Mike bursts into laughter, partially at the boy’s nonchalant attitude toward his own death, but mostly because of all the tension he’d kept roiling around in him.

“You’re fucking nuts, you know that kid?” Mike says, wiping away a tear of mirth. Daniel, predictably, shrugs it off.

“I’m going to hang out at your place for a while. You got a PS2?” Daniel says to him, and Mike is momentarily stunned before replying,
“Of course. Knock yourself out,” Mike laughs. Celia and Daniel wonder off, finally leaving Mike alone to his work. He sits down and tries to piece together what he’s learned about them, the dead, or the not quite living, or undead—whatever you’d prefer to call them. He thinks they are very much like people, only more screwed up with less assistance, and chronically lonely.

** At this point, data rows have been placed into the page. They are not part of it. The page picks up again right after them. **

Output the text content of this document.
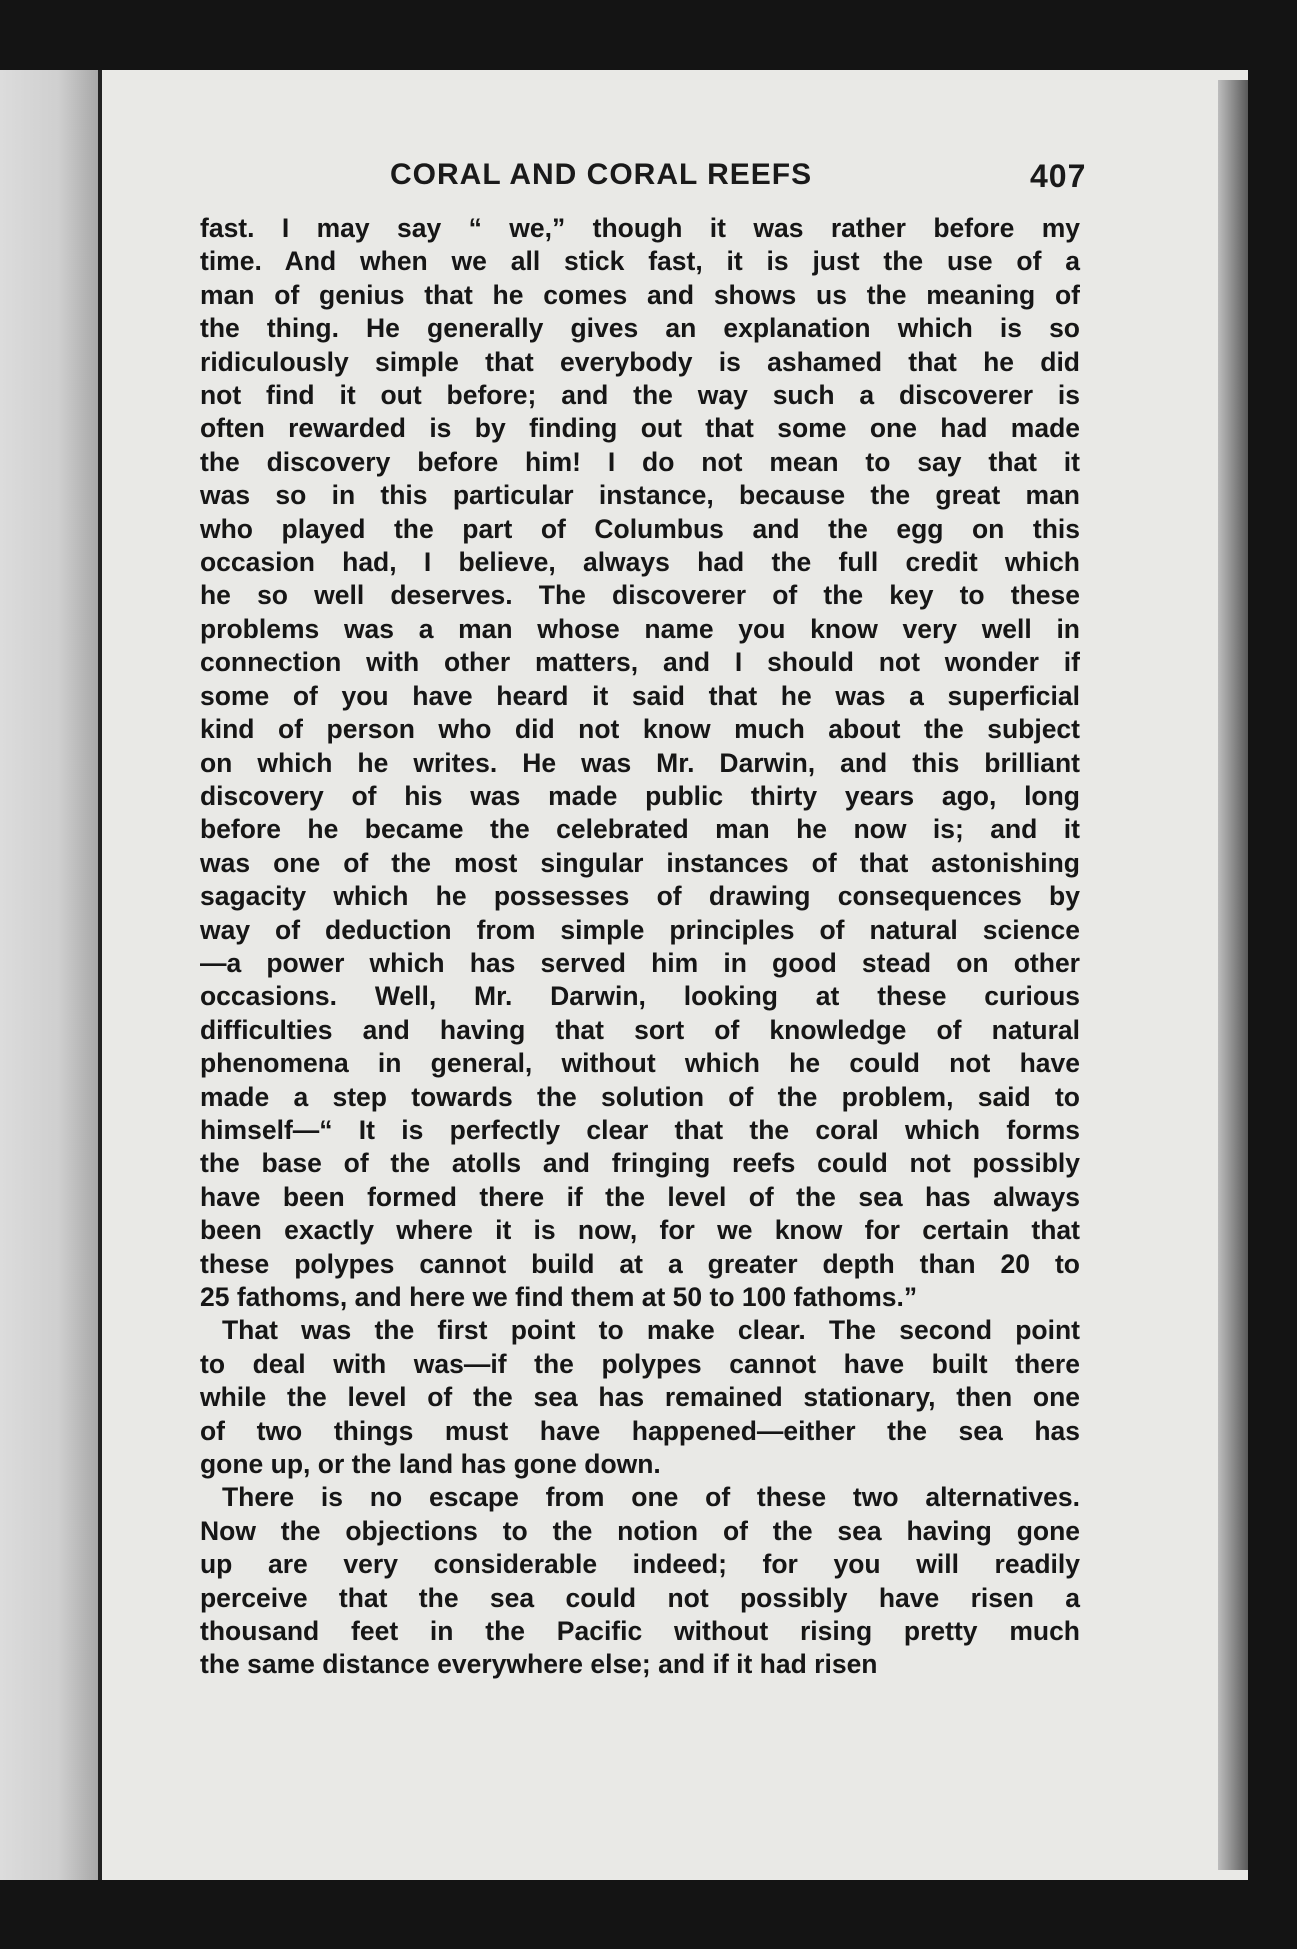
CORAL AND CORAL REEFS	407
fast. I may say “ we,” though it was rather before my
time. And when we all stick fast, it is just the use of a
man of genius that he comes and shows us the meaning of
the thing. He generally gives an explanation which is so
ridiculously simple that everybody is ashamed that he did
not find it out before; and the way such a discoverer is
often rewarded is by finding out that some one had made
the discovery before him! I do not mean to say that it
was so in this particular instance, because the great man
who played the part of Columbus and the egg on this
occasion had, I believe, always had the full credit which
he so well deserves. The discoverer of the key to these
problems was a man whose name you know very well in
connection with other matters, and I should not wonder if
some of you have heard it said that he was a superficial
kind of person who did not know much about the subject
on which he writes. He was Mr. Darwin, and this brilliant
discovery of his was made public thirty years ago, long
before he became the celebrated man he now is; and it
was one of the most singular instances of that astonishing
sagacity which he possesses of drawing consequences by
way of deduction from simple principles of natural science
—a power which has served him in good stead on other
occasions. Well, Mr. Darwin, looking at these curious
difficulties and having that sort of knowledge of natural
phenomena in general, without which he could not have
made a step towards the solution of the problem, said to
himself—“ It is perfectly clear that the coral which forms
the base of the atolls and fringing reefs could not possibly
have been formed there if the level of the sea has always
been exactly where it is now, for we know for certain that
these polypes cannot build at a greater depth than 20 to
25 fathoms, and here we find them at 50 to 100 fathoms.”
That was the first point to make clear. The second point
to deal with was—if the polypes cannot have built there
while the level of the sea has remained stationary, then one
of two things must have happened—either the sea has
gone up, or the land has gone down.
There is no escape from one of these two alternatives.
Now the objections to the notion of the sea having gone
up are very considerable indeed; for you will readily
perceive that the sea could not possibly have risen a
thousand feet in the Pacific without rising pretty much
the same distance everywhere else; and if it had risen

Perhaps this Daniel was clinging to him from lack of a father figure in his past life. Mike sighs and turns the page. There would be plenty of time for insane ramblings of ghosts, but now was the time for work—work with real people who had real problems. People like himself.
There’s a light knock at the door and a woman’s voice,

“Mr. Chambers? I have an appointment.”